Этюд № 47 (из 89)
Для встречи прибывших с Горбатовым людей, кроме отца Александра и всего медперсонала, было привлечено воинское подразделение поручиков Орлова и Смолина в полном составе во главе с ними самими.
Узнав, куда и зачем была наряжена экспедиция, и Орлов, и Смолин были несказанно удивлены и долго с сомнением качали головами. По их мнению, затея эта была немыслимая и нестоящая. Огромная армия несколько раз на Крым ходила, да так его и не увидела, а из тех, кто ходил, едва половина вернулась. И не татары тому виной, а гиблые безводные да безлюдные степи, солончаки и суховеи. И соли надо было в Воронеже или на любом большом торге на те же ружья обменять, или на железо, или на сукно. И баб можно на Юрьев день у всякого боярина-помещика сколь хошь прикупить, и дешёво, и спокойно. Нет, зря господин полковник надеется обратно отряд свой дождаться. Если кто и вернётся, так уж точно – не солоно хлебавши!

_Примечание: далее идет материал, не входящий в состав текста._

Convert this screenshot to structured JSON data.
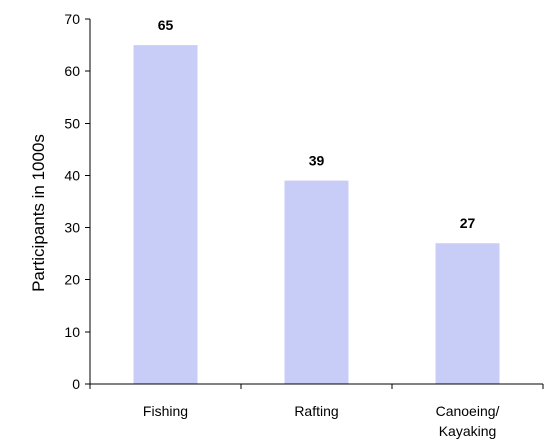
{
  "chart_data": {
    "type": "bar",
    "title": "",
    "xlabel": "",
    "ylabel": "Participants in 1000s",
    "categories": [
      {
        "lines": [
          "Fishing"
        ]
      },
      {
        "lines": [
          "Rafting"
        ]
      },
      {
        "lines": [
          "Canoeing/",
          "Kayaking"
        ]
      }
    ],
    "values": [
      65,
      39,
      27
    ],
    "value_labels": [
      "65",
      "39",
      "27"
    ],
    "ylim": [
      0,
      70
    ],
    "y_ticks": [
      "0",
      "10",
      "20",
      "30",
      "40",
      "50",
      "60",
      "70"
    ],
    "grid": false,
    "legend": "none",
    "bar_color": "#c8cdf8"
  }
}
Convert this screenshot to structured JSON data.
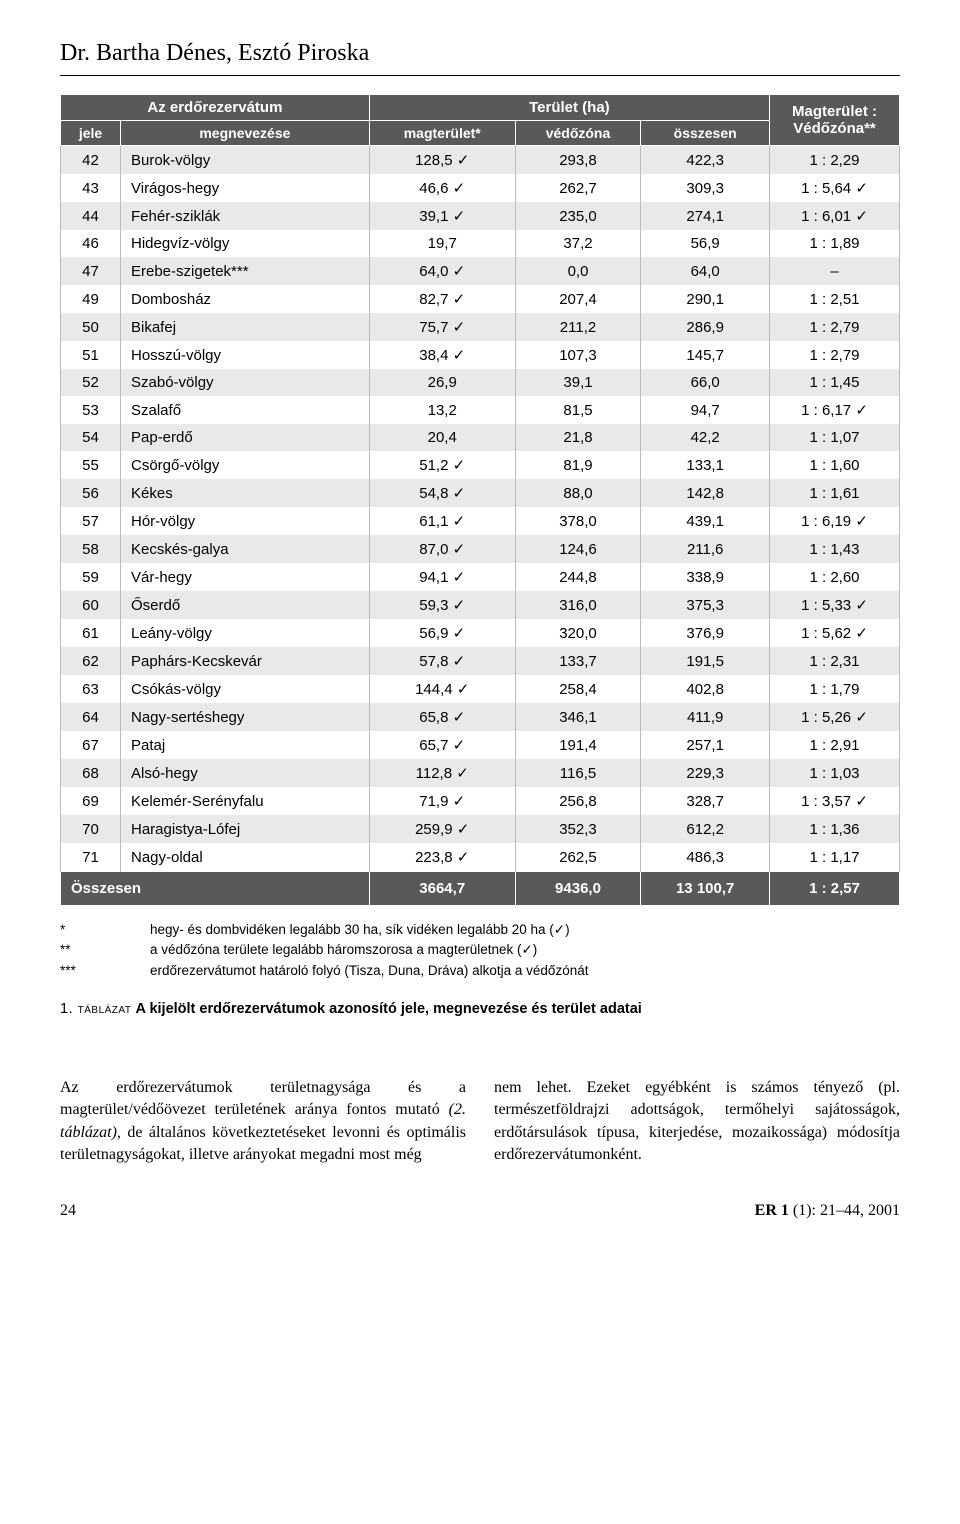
{
  "title": "Dr. Bartha Dénes, Esztó Piroska",
  "table": {
    "headers": {
      "group_left": "Az erdőrezervátum",
      "group_mid": "Terület (ha)",
      "ratio": "Magterület : Védőzóna**",
      "jele": "jele",
      "megnevezese": "megnevezése",
      "magterulet": "magterület*",
      "vedozona": "védőzóna",
      "osszesen": "összesen"
    },
    "rows": [
      {
        "id": "42",
        "name": "Burok-völgy",
        "mag": "128,5",
        "mag_check": true,
        "ved": "293,8",
        "tot": "422,3",
        "ratio": "1 : 2,29",
        "ratio_check": false
      },
      {
        "id": "43",
        "name": "Virágos-hegy",
        "mag": "46,6",
        "mag_check": true,
        "ved": "262,7",
        "tot": "309,3",
        "ratio": "1 : 5,64",
        "ratio_check": true
      },
      {
        "id": "44",
        "name": "Fehér-sziklák",
        "mag": "39,1",
        "mag_check": true,
        "ved": "235,0",
        "tot": "274,1",
        "ratio": "1 : 6,01",
        "ratio_check": true
      },
      {
        "id": "46",
        "name": "Hidegvíz-völgy",
        "mag": "19,7",
        "mag_check": false,
        "ved": "37,2",
        "tot": "56,9",
        "ratio": "1 : 1,89",
        "ratio_check": false
      },
      {
        "id": "47",
        "name": "Erebe-szigetek***",
        "mag": "64,0",
        "mag_check": true,
        "ved": "0,0",
        "tot": "64,0",
        "ratio": "–",
        "ratio_check": false
      },
      {
        "id": "49",
        "name": "Dombosház",
        "mag": "82,7",
        "mag_check": true,
        "ved": "207,4",
        "tot": "290,1",
        "ratio": "1 : 2,51",
        "ratio_check": false
      },
      {
        "id": "50",
        "name": "Bikafej",
        "mag": "75,7",
        "mag_check": true,
        "ved": "211,2",
        "tot": "286,9",
        "ratio": "1 : 2,79",
        "ratio_check": false
      },
      {
        "id": "51",
        "name": "Hosszú-völgy",
        "mag": "38,4",
        "mag_check": true,
        "ved": "107,3",
        "tot": "145,7",
        "ratio": "1 : 2,79",
        "ratio_check": false
      },
      {
        "id": "52",
        "name": "Szabó-völgy",
        "mag": "26,9",
        "mag_check": false,
        "ved": "39,1",
        "tot": "66,0",
        "ratio": "1 : 1,45",
        "ratio_check": false
      },
      {
        "id": "53",
        "name": "Szalafő",
        "mag": "13,2",
        "mag_check": false,
        "ved": "81,5",
        "tot": "94,7",
        "ratio": "1 : 6,17",
        "ratio_check": true
      },
      {
        "id": "54",
        "name": "Pap-erdő",
        "mag": "20,4",
        "mag_check": false,
        "ved": "21,8",
        "tot": "42,2",
        "ratio": "1 : 1,07",
        "ratio_check": false
      },
      {
        "id": "55",
        "name": "Csörgő-völgy",
        "mag": "51,2",
        "mag_check": true,
        "ved": "81,9",
        "tot": "133,1",
        "ratio": "1 : 1,60",
        "ratio_check": false
      },
      {
        "id": "56",
        "name": "Kékes",
        "mag": "54,8",
        "mag_check": true,
        "ved": "88,0",
        "tot": "142,8",
        "ratio": "1 : 1,61",
        "ratio_check": false
      },
      {
        "id": "57",
        "name": "Hór-völgy",
        "mag": "61,1",
        "mag_check": true,
        "ved": "378,0",
        "tot": "439,1",
        "ratio": "1 : 6,19",
        "ratio_check": true
      },
      {
        "id": "58",
        "name": "Kecskés-galya",
        "mag": "87,0",
        "mag_check": true,
        "ved": "124,6",
        "tot": "211,6",
        "ratio": "1 : 1,43",
        "ratio_check": false
      },
      {
        "id": "59",
        "name": "Vár-hegy",
        "mag": "94,1",
        "mag_check": true,
        "ved": "244,8",
        "tot": "338,9",
        "ratio": "1 : 2,60",
        "ratio_check": false
      },
      {
        "id": "60",
        "name": "Őserdő",
        "mag": "59,3",
        "mag_check": true,
        "ved": "316,0",
        "tot": "375,3",
        "ratio": "1 : 5,33",
        "ratio_check": true
      },
      {
        "id": "61",
        "name": "Leány-völgy",
        "mag": "56,9",
        "mag_check": true,
        "ved": "320,0",
        "tot": "376,9",
        "ratio": "1 : 5,62",
        "ratio_check": true
      },
      {
        "id": "62",
        "name": "Paphárs-Kecskevár",
        "mag": "57,8",
        "mag_check": true,
        "ved": "133,7",
        "tot": "191,5",
        "ratio": "1 : 2,31",
        "ratio_check": false
      },
      {
        "id": "63",
        "name": "Csókás-völgy",
        "mag": "144,4",
        "mag_check": true,
        "ved": "258,4",
        "tot": "402,8",
        "ratio": "1 : 1,79",
        "ratio_check": false
      },
      {
        "id": "64",
        "name": "Nagy-sertéshegy",
        "mag": "65,8",
        "mag_check": true,
        "ved": "346,1",
        "tot": "411,9",
        "ratio": "1 : 5,26",
        "ratio_check": true
      },
      {
        "id": "67",
        "name": "Pataj",
        "mag": "65,7",
        "mag_check": true,
        "ved": "191,4",
        "tot": "257,1",
        "ratio": "1 : 2,91",
        "ratio_check": false
      },
      {
        "id": "68",
        "name": "Alsó-hegy",
        "mag": "112,8",
        "mag_check": true,
        "ved": "116,5",
        "tot": "229,3",
        "ratio": "1 : 1,03",
        "ratio_check": false
      },
      {
        "id": "69",
        "name": "Kelemér-Serényfalu",
        "mag": "71,9",
        "mag_check": true,
        "ved": "256,8",
        "tot": "328,7",
        "ratio": "1 : 3,57",
        "ratio_check": true
      },
      {
        "id": "70",
        "name": "Haragistya-Lófej",
        "mag": "259,9",
        "mag_check": true,
        "ved": "352,3",
        "tot": "612,2",
        "ratio": "1 : 1,36",
        "ratio_check": false
      },
      {
        "id": "71",
        "name": "Nagy-oldal",
        "mag": "223,8",
        "mag_check": true,
        "ved": "262,5",
        "tot": "486,3",
        "ratio": "1 : 1,17",
        "ratio_check": false
      }
    ],
    "totals": {
      "label": "Összesen",
      "mag": "3664,7",
      "ved": "9436,0",
      "tot": "13 100,7",
      "ratio": "1 : 2,57"
    }
  },
  "footnotes": [
    {
      "mark": "*",
      "text": "hegy- és dombvidéken legalább 30 ha, sík vidéken legalább 20 ha (✓)"
    },
    {
      "mark": "**",
      "text": "a védőzóna területe legalább háromszorosa a magterületnek (✓)"
    },
    {
      "mark": "***",
      "text": "erdőrezervátumot határoló folyó (Tisza, Duna, Dráva) alkotja a védőzónát"
    }
  ],
  "caption": {
    "lead": "1. táblázat",
    "bold": "A kijelölt erdőrezervátumok azonosító jele, megnevezése és terület adatai"
  },
  "body": {
    "left": "Az erdőrezervátumok területnagysága és a magterület/védőövezet területének aránya fontos mutató (2. táblázat), de általános következtetéseket levonni és optimális területnagyságokat, illetve arányokat megadni most még",
    "right": "nem lehet. Ezeket egyébként is számos tényező (pl. természetföldrajzi adottságok, termőhelyi sajátosságok, erdőtársulások típusa, kiterjedése, mozaikossága) módosítja erdőrezervátumonként."
  },
  "footer": {
    "page": "24",
    "journal_bold": "ER 1",
    "journal_rest": " (1): 21–44, 2001"
  },
  "check_glyph": "✓"
}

Ещё больше бомбардиры удивились, когда им сообщили, что экспедиция возвращается «со щитом». Оба явились к Маковею не менее радостные, чем любой из жителей города.
– Господин полковник! Я и поручик Смолин имеем вам сказать, что мы весьма рады тем, что экспедиция закончилась столь удачно, и люди ваши возвращаются целы и невредимы, с добычей и с прибылью. Нам зело любопытно узнать, как сия вылазка у них получилась.
– Спасибо на добром слове, поручик! – Маковей ухмыльнулся. – Конечно, узнаете, как только они сюда явятся и немного отдохнут. Мне и самому это чрезвычайно любопытно.
– Мы думаем, что могли бы быть полезными при встрече ваших гостей! – сказал Смолин. – При условии, конечно, что нам воротят наши мундиры.
– Я сам хотел просить вас об этом, господа! А мундиры вам вернут, – Владимир Михайлович загадочно улыбнулся. – Пройдёмте-ка со мной в быткомбинат!..
Теперь царские бомбардиры стояли в новеньких, с иголочки мундирах своего полка вдоль дороги, выходящей из леса, двумя редкими цепями напротив друг друга и держали перед собой «На-караул» ружья с воткнутыми в ствол штыками. Офицеры стояли во главе цепей с обнаженными шпагами, выделяясь особенно бравым видом и белоснежными офицерскими шарфами.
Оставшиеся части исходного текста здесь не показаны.